Currently, there is professional fear of encouraging individual, family and community groups to take on more responsibility.
Health professionals will need to accept the population's greater role in their own healthcare and more responsibility for their own health needs. A debate is therefore needed with professionals as to whether they will accept a higher degree of risk.
A comment was made that at the moment there is a lot of dependence on health professionals and institutions to take on responsibility for health needs.
A debate about whether the public is willing to accept social responsibility rather than state control as the driver of social progress - and the role individuals can play in driving social responsibility - also needs to occur.
A changing role for inspection
A role of inspection in the Big Society will be to address societal power imbalances.
In an ideal world, data on health and social care would be fully transparent and communities could interpret the data and make fully informed decisions about services.
However, in reality many people do not have access to information and need support interpreting it. Inspectorates will need to address these power imbalances as best as possible.
In addition, inspectorates will have an increasing role in determining whether local services are accountable to local preferences. This may mean they re-devolved into the community so that community needs are fully understood. These 'experts by experience' will have a role in challenging providers to provide what matters most locally.

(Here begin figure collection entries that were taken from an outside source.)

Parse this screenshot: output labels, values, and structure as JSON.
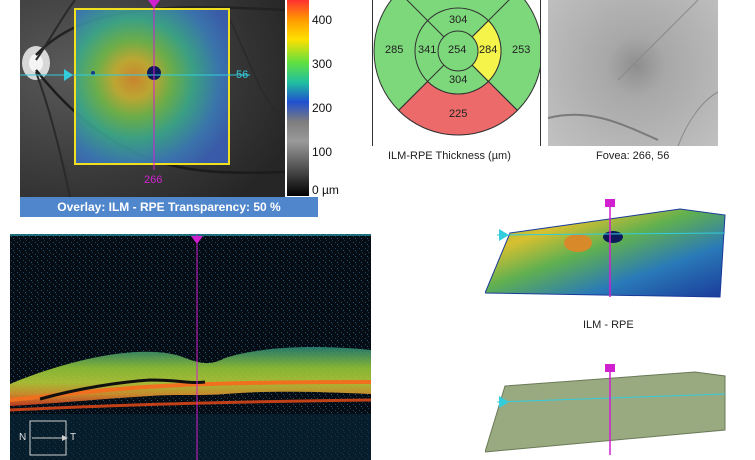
{
  "colorbar": {
    "ticks": [
      "400",
      "300",
      "200",
      "100",
      "0 µm"
    ]
  },
  "fundus_overlay": {
    "y_marker": "56",
    "x_marker": "266",
    "banner": "Overlay: ILM - RPE  Transparency: 50 %"
  },
  "etdrs": {
    "caption": "ILM-RPE Thickness (µm)",
    "center": "254",
    "inner_superior": "304",
    "inner_nasal": "341",
    "inner_temporal": "284",
    "inner_inferior": "304",
    "outer_superior": "",
    "outer_nasal": "285",
    "outer_temporal": "253",
    "outer_inferior": "225",
    "colors": {
      "green": "#7cd87a",
      "yellow": "#f4f44a",
      "red": "#ec6a6a"
    }
  },
  "fovea": {
    "caption": "Fovea: 266, 56"
  },
  "bscan": {
    "nasal": "N",
    "temporal": "T"
  },
  "surface_3d": {
    "caption": "ILM - RPE"
  },
  "accents": {
    "magenta": "#d020d0",
    "cyan": "#33ccdd",
    "banner_blue": "#4f86cc"
  }
}
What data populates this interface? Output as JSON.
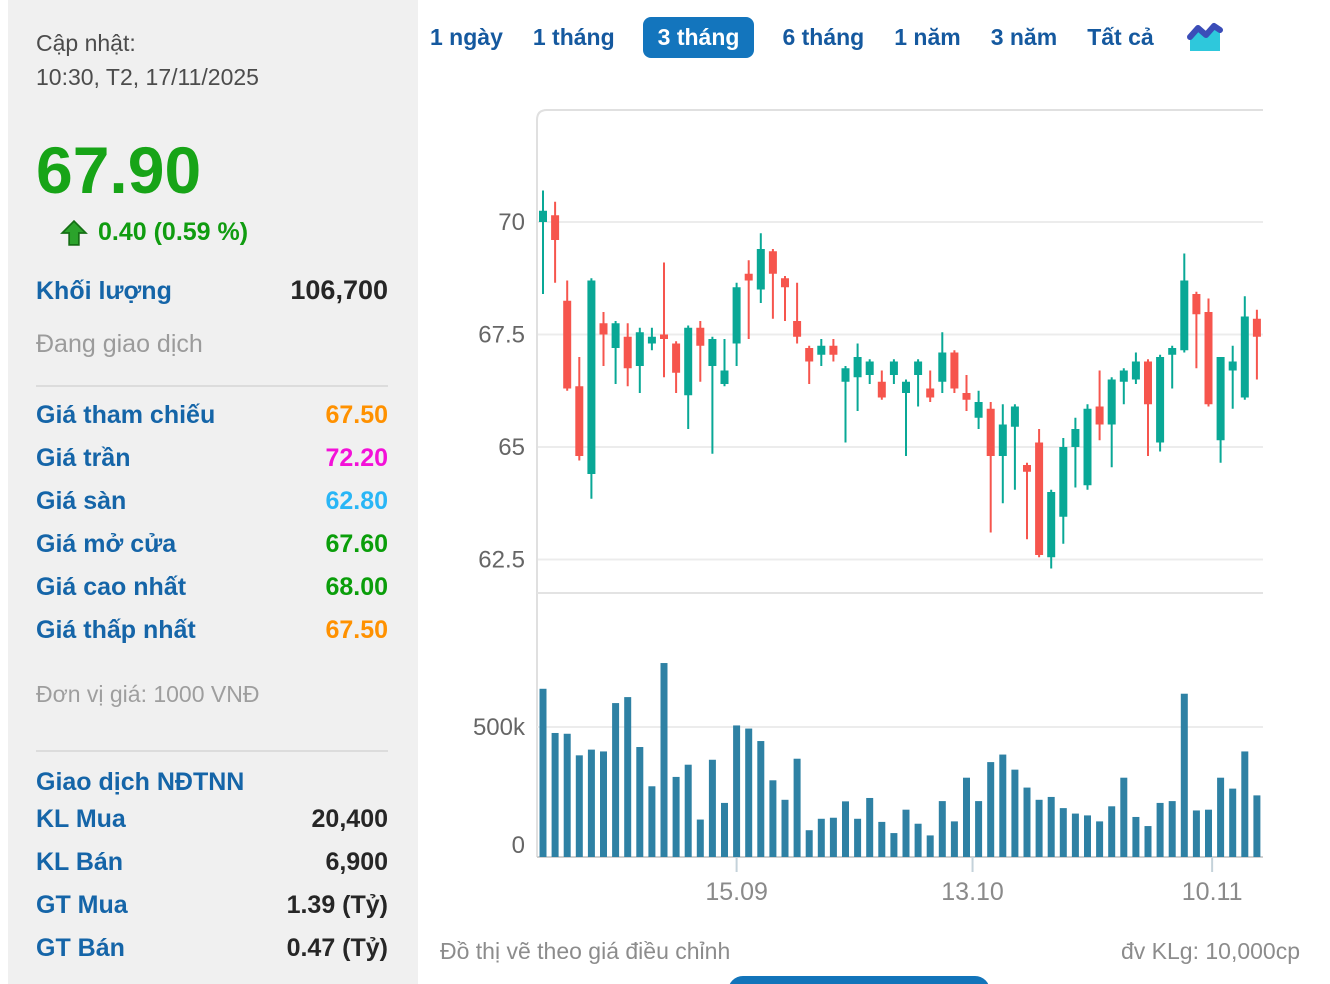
{
  "sidebar": {
    "updated_label": "Cập nhật:",
    "updated_time": "10:30, T2, 17/11/2025",
    "price": "67.90",
    "change": "0.40 (0.59 %)",
    "volume_label": "Khối lượng",
    "volume_value": "106,700",
    "session_status": "Đang giao dịch",
    "price_rows": [
      {
        "label": "Giá tham chiếu",
        "value": "67.50",
        "color": "#ff9100"
      },
      {
        "label": "Giá trần",
        "value": "72.20",
        "color": "#f311d8"
      },
      {
        "label": "Giá sàn",
        "value": "62.80",
        "color": "#29b6f6"
      },
      {
        "label": "Giá mở cửa",
        "value": "67.60",
        "color": "#0a9e0a"
      },
      {
        "label": "Giá cao nhất",
        "value": "68.00",
        "color": "#0a9e0a"
      },
      {
        "label": "Giá thấp nhất",
        "value": "67.50",
        "color": "#ff9100"
      }
    ],
    "unit_note": "Đơn vị giá: 1000 VNĐ",
    "foreign_title": "Giao dịch NĐTNN",
    "foreign_rows": [
      {
        "label": "KL Mua",
        "value": "20,400"
      },
      {
        "label": "KL Bán",
        "value": "6,900"
      },
      {
        "label": "GT Mua",
        "value": "1.39 (Tỷ)"
      },
      {
        "label": "GT Bán",
        "value": "0.47 (Tỷ)"
      }
    ]
  },
  "tabs": {
    "items": [
      "1 ngày",
      "1 tháng",
      "3 tháng",
      "6 tháng",
      "1 năm",
      "3 năm",
      "Tất cả"
    ],
    "active_index": 2
  },
  "footer": {
    "left_note": "Đồ thị vẽ theo giá điều chỉnh",
    "right_note": "đv KLg: 10,000cp"
  },
  "chart_data": {
    "type": "candlestick_volume",
    "price_axis": {
      "tick_labels": [
        "70",
        "67.5",
        "65",
        "62.5"
      ],
      "tick_values": [
        70,
        67.5,
        65,
        62.5
      ],
      "range": [
        62.0,
        72.5
      ]
    },
    "volume_axis": {
      "tick_labels": [
        "500k",
        "0"
      ],
      "tick_values": [
        500,
        0
      ],
      "unit": "10,000cp x k"
    },
    "x_ticks": [
      {
        "label": "15.09",
        "index": 16
      },
      {
        "label": "13.10",
        "index": 35.5
      },
      {
        "label": "10.11",
        "index": 55.3
      }
    ],
    "legend_position": "none",
    "grid": true,
    "candles_ohlc": [
      [
        70.0,
        70.7,
        68.4,
        70.25
      ],
      [
        70.15,
        70.45,
        68.65,
        69.6
      ],
      [
        68.25,
        68.7,
        66.25,
        66.3
      ],
      [
        66.35,
        67.0,
        64.7,
        64.8
      ],
      [
        64.4,
        68.75,
        63.85,
        68.7
      ],
      [
        67.75,
        68.0,
        66.8,
        67.5
      ],
      [
        67.2,
        67.8,
        66.4,
        67.75
      ],
      [
        67.45,
        67.75,
        66.35,
        66.75
      ],
      [
        66.8,
        67.65,
        66.2,
        67.55
      ],
      [
        67.3,
        67.65,
        67.15,
        67.45
      ],
      [
        67.5,
        69.1,
        66.55,
        67.4
      ],
      [
        67.3,
        67.35,
        66.2,
        66.65
      ],
      [
        66.15,
        67.7,
        65.4,
        67.65
      ],
      [
        67.65,
        67.8,
        66.45,
        67.25
      ],
      [
        66.8,
        67.45,
        64.85,
        67.4
      ],
      [
        66.4,
        67.4,
        66.35,
        66.7
      ],
      [
        67.3,
        68.65,
        66.8,
        68.55
      ],
      [
        68.85,
        69.15,
        67.4,
        68.7
      ],
      [
        68.5,
        69.75,
        68.2,
        69.4
      ],
      [
        69.35,
        69.4,
        67.85,
        68.85
      ],
      [
        68.75,
        68.8,
        67.8,
        68.55
      ],
      [
        67.8,
        68.65,
        67.3,
        67.45
      ],
      [
        67.2,
        67.25,
        66.4,
        66.9
      ],
      [
        67.05,
        67.4,
        66.8,
        67.25
      ],
      [
        67.25,
        67.4,
        66.9,
        67.05
      ],
      [
        66.45,
        66.8,
        65.1,
        66.75
      ],
      [
        66.55,
        67.3,
        65.8,
        67.0
      ],
      [
        66.6,
        66.95,
        66.4,
        66.9
      ],
      [
        66.45,
        66.7,
        66.05,
        66.1
      ],
      [
        66.6,
        66.95,
        66.4,
        66.9
      ],
      [
        66.2,
        66.5,
        64.8,
        66.45
      ],
      [
        66.6,
        66.95,
        65.9,
        66.9
      ],
      [
        66.3,
        66.7,
        66.0,
        66.1
      ],
      [
        66.45,
        67.55,
        66.2,
        67.1
      ],
      [
        67.1,
        67.15,
        66.2,
        66.3
      ],
      [
        66.2,
        66.6,
        65.8,
        66.05
      ],
      [
        65.65,
        66.25,
        65.4,
        66.0
      ],
      [
        65.85,
        66.0,
        63.1,
        64.8
      ],
      [
        64.8,
        65.95,
        63.75,
        65.5
      ],
      [
        65.45,
        65.95,
        64.05,
        65.9
      ],
      [
        64.6,
        64.65,
        62.95,
        64.45
      ],
      [
        65.1,
        65.4,
        62.55,
        62.6
      ],
      [
        62.55,
        64.05,
        62.3,
        64.0
      ],
      [
        63.45,
        65.2,
        62.85,
        65.0
      ],
      [
        65.0,
        65.65,
        64.1,
        65.4
      ],
      [
        64.15,
        65.95,
        64.05,
        65.85
      ],
      [
        65.9,
        66.7,
        65.15,
        65.5
      ],
      [
        65.5,
        66.55,
        64.55,
        66.5
      ],
      [
        66.45,
        66.75,
        65.95,
        66.7
      ],
      [
        66.5,
        67.1,
        66.4,
        66.9
      ],
      [
        66.9,
        66.95,
        64.8,
        65.95
      ],
      [
        65.1,
        67.05,
        64.9,
        67.0
      ],
      [
        67.05,
        67.25,
        66.3,
        67.2
      ],
      [
        67.15,
        69.3,
        67.1,
        68.7
      ],
      [
        68.4,
        68.45,
        66.75,
        67.95
      ],
      [
        68.0,
        68.3,
        65.9,
        65.95
      ],
      [
        65.15,
        67.0,
        64.65,
        67.0
      ],
      [
        66.7,
        67.25,
        65.85,
        66.9
      ],
      [
        66.1,
        68.35,
        66.05,
        67.9
      ],
      [
        67.85,
        68.05,
        66.5,
        67.45
      ]
    ],
    "volumes_k": [
      647,
      477,
      474,
      391,
      413,
      406,
      592,
      615,
      423,
      272,
      746,
      308,
      355,
      144,
      374,
      208,
      506,
      494,
      446,
      295,
      220,
      378,
      103,
      147,
      151,
      214,
      147,
      227,
      135,
      92,
      182,
      128,
      83,
      215,
      137,
      305,
      215,
      365,
      394,
      336,
      267,
      220,
      231,
      188,
      167,
      160,
      137,
      195,
      305,
      154,
      119,
      208,
      215,
      628,
      179,
      182,
      305,
      263,
      406,
      237
    ],
    "colors": {
      "up": "#09a896",
      "down": "#f6554d",
      "volume": "#2e81a4"
    }
  }
}
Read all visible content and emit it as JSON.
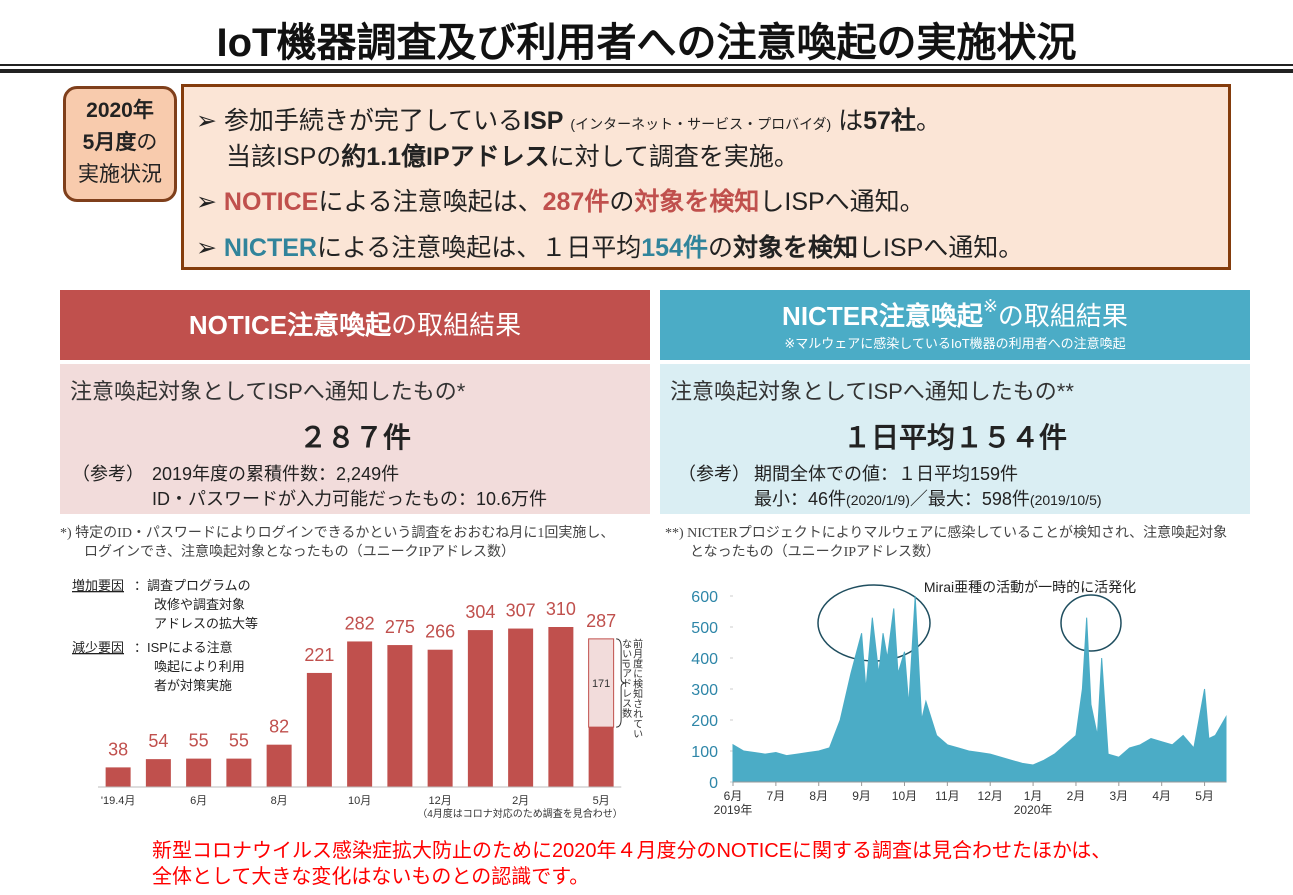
{
  "title": "IoT機器調査及び利用者への注意喚起の実施状況",
  "status_label": [
    "2020年",
    "5月度",
    "の",
    "実施状況"
  ],
  "summary": {
    "line1": [
      "参加手続きが完了している",
      "ISP",
      "(インターネット・サービス・プロバイダ)",
      "は",
      "57社",
      "。"
    ],
    "line2": [
      "当該ISPの",
      "約1.1億IPアドレス",
      "に対して調査を実施。"
    ],
    "line3": [
      "NOTICE",
      "による注意喚起は、",
      "287件",
      "の",
      "対象を検知",
      "しISPへ通知。"
    ],
    "line4": [
      "NICTER",
      "による注意喚起は、１日平均",
      "154件",
      "の",
      "対象を検知",
      "しISPへ通知。"
    ]
  },
  "notice": {
    "header": [
      "NOTICE注意喚起",
      "の取組結果"
    ],
    "subject": "注意喚起対象としてISPへ通知したもの*",
    "count": "２８７件",
    "ref_label": "（参考）",
    "ref": [
      "2019年度の累積件数：2,249件",
      "ID・パスワードが入力可能だったもの：10.6万件"
    ],
    "footnote": [
      "*) 特定のID・パスワードによりログインできるかという調査をおおむね月に1回実施し、",
      "ログインでき、注意喚起対象となったもの（ユニークIPアドレス数）"
    ]
  },
  "nicter": {
    "header": [
      "NICTER注意喚起",
      "※",
      "の取組結果"
    ],
    "header_note": "※マルウェアに感染しているIoT機器の利用者への注意喚起",
    "subject": "注意喚起対象としてISPへ通知したもの**",
    "count": "１日平均１５４件",
    "ref_label": "（参考）",
    "ref_line1": "期間全体での値：１日平均159件",
    "ref_line2": [
      "最小：46件",
      "(2020/1/9)",
      "／最大：598件",
      "(2019/10/5)"
    ],
    "footnote": [
      "**) NICTERプロジェクトによりマルウェアに感染していることが検知され、注意喚起対象",
      "となったもの（ユニークIPアドレス数）"
    ]
  },
  "chart_data": [
    {
      "type": "bar",
      "categories": [
        "'19.4月",
        null,
        "6月",
        null,
        "8月",
        null,
        "10月",
        null,
        "12月",
        null,
        "2月",
        null,
        "5月"
      ],
      "values": [
        38,
        54,
        55,
        55,
        82,
        221,
        282,
        275,
        266,
        304,
        307,
        310,
        287
      ],
      "color": "#c0504d",
      "highlight": {
        "category": "5月",
        "value": 171,
        "label": "前月度に検知されていないIPアドレス数",
        "color": "#f2dcdb"
      },
      "notes": [
        {
          "label": "増加要因",
          "lines": [
            "：調査プログラムの",
            "改修や調査対象",
            "アドレスの拡大等"
          ]
        },
        {
          "label": "減少要因",
          "lines": [
            "：ISPによる注意",
            "喚起により利用",
            "者が対策実施"
          ]
        }
      ],
      "footnote": "（4月度はコロナ対応のため調査を見合わせ）"
    },
    {
      "type": "area",
      "title": "Mirai亜種の活動が一時的に活発化",
      "color": "#4bacc6",
      "x": [
        0,
        0.25,
        0.5,
        0.75,
        1,
        1.25,
        1.5,
        1.75,
        2,
        2.25,
        2.5,
        2.75,
        3,
        3.1,
        3.25,
        3.4,
        3.5,
        3.6,
        3.75,
        3.85,
        4,
        4.1,
        4.25,
        4.4,
        4.5,
        4.75,
        5,
        5.25,
        5.5,
        5.75,
        6,
        6.25,
        6.5,
        6.75,
        7,
        7.25,
        7.5,
        7.75,
        8,
        8.15,
        8.25,
        8.35,
        8.5,
        8.6,
        8.75,
        9,
        9.25,
        9.5,
        9.75,
        10,
        10.25,
        10.5,
        10.75,
        11,
        11.1,
        11.25,
        11.5
      ],
      "values": [
        120,
        100,
        95,
        90,
        95,
        85,
        90,
        95,
        100,
        110,
        200,
        350,
        480,
        300,
        530,
        350,
        480,
        400,
        560,
        350,
        420,
        250,
        600,
        200,
        260,
        150,
        120,
        110,
        100,
        95,
        90,
        80,
        70,
        60,
        55,
        70,
        90,
        120,
        150,
        300,
        530,
        250,
        150,
        400,
        90,
        80,
        110,
        120,
        140,
        130,
        120,
        150,
        110,
        300,
        140,
        150,
        210
      ],
      "ylim": [
        0,
        600
      ],
      "yticks": [
        0,
        100,
        200,
        300,
        400,
        500,
        600
      ],
      "xlim": [
        0,
        11.5
      ],
      "xticks": [
        {
          "value": 0,
          "label": "6月"
        },
        {
          "value": 1,
          "label": "7月"
        },
        {
          "value": 2,
          "label": "8月"
        },
        {
          "value": 3,
          "label": "9月"
        },
        {
          "value": 4,
          "label": "10月"
        },
        {
          "value": 5,
          "label": "11月"
        },
        {
          "value": 6,
          "label": "12月"
        },
        {
          "value": 7,
          "label": "1月"
        },
        {
          "value": 8,
          "label": "2月"
        },
        {
          "value": 9,
          "label": "3月"
        },
        {
          "value": 10,
          "label": "4月"
        },
        {
          "value": 11,
          "label": "5月"
        }
      ],
      "year_labels": [
        {
          "value": 0,
          "label": "2019年"
        },
        {
          "value": 7,
          "label": "2020年"
        }
      ]
    }
  ],
  "conclusion": [
    "新型コロナウイルス感染症拡大防止のために2020年４月度分のNOTICEに関する調査は見合わせたほかは、",
    "全体として大きな変化はないものとの認識です。"
  ]
}
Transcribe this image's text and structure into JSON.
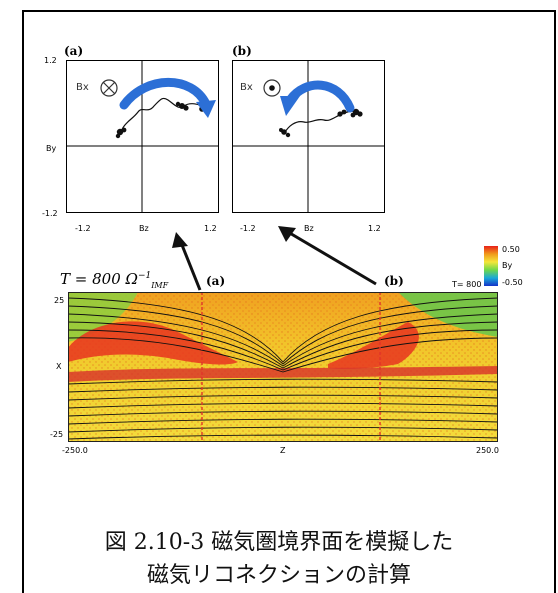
{
  "panel_a": {
    "label": "(a)",
    "field_label": "Bx",
    "ytop": "1.2",
    "ylabel": "By",
    "ybottom": "-1.2",
    "xleft": "-1.2",
    "xlabel": "Bz",
    "xright": "1.2",
    "icon": "circle-cross-icon"
  },
  "panel_b": {
    "label": "(b)",
    "field_label": "Bx",
    "xleft": "-1.2",
    "xlabel": "Bz",
    "xright": "1.2",
    "icon": "circle-dot-icon"
  },
  "sim": {
    "time_label_prefix": "T = 800 Ω",
    "time_sup": "−1",
    "time_sub": "IMF",
    "marker_a": "(a)",
    "marker_b": "(b)",
    "colorbar_max": "0.50",
    "colorbar_var": "By",
    "colorbar_min": "-0.50",
    "time_small": "T= 800",
    "y_top": "25",
    "y_mid": "X",
    "y_bottom": "-25",
    "x_left": "-250.0",
    "x_mid": "Z",
    "x_right": "250.0"
  },
  "caption": {
    "line1": "図 2.10-3 磁気圏境界面を模擬した",
    "line2": "磁気リコネクションの計算"
  },
  "colors": {
    "arrow_blue": "#2c6fd6",
    "cut_red": "#e0342a"
  }
}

In future, the relationship between inspectors and communities may become more fluid. Complaints from the community matter - families and friends will have responsibility to raise concerns, challenge, and bring about change in the system.
The value of community care represented in the decision-making process
It is hard to quantify the benefit of family and community care. This makes it difficult to account for the value community organisations can provide in the commissioning process. In addition, the traditional output commissioning process prevents a lot of the social capital in a community from being harnessed.
Prof Gwyn Bevan presented a social process through which resources can be prioritised. It takes the public and professionals through a process whereby the greater value for money offered by early interventions and care in the community - in contrast to acute care - can be easily visualised.
This allows status quo resource allocation decisions to be challenged in a way the public and professionals can agree upon, with the potential for funding to be reallocated towards the community.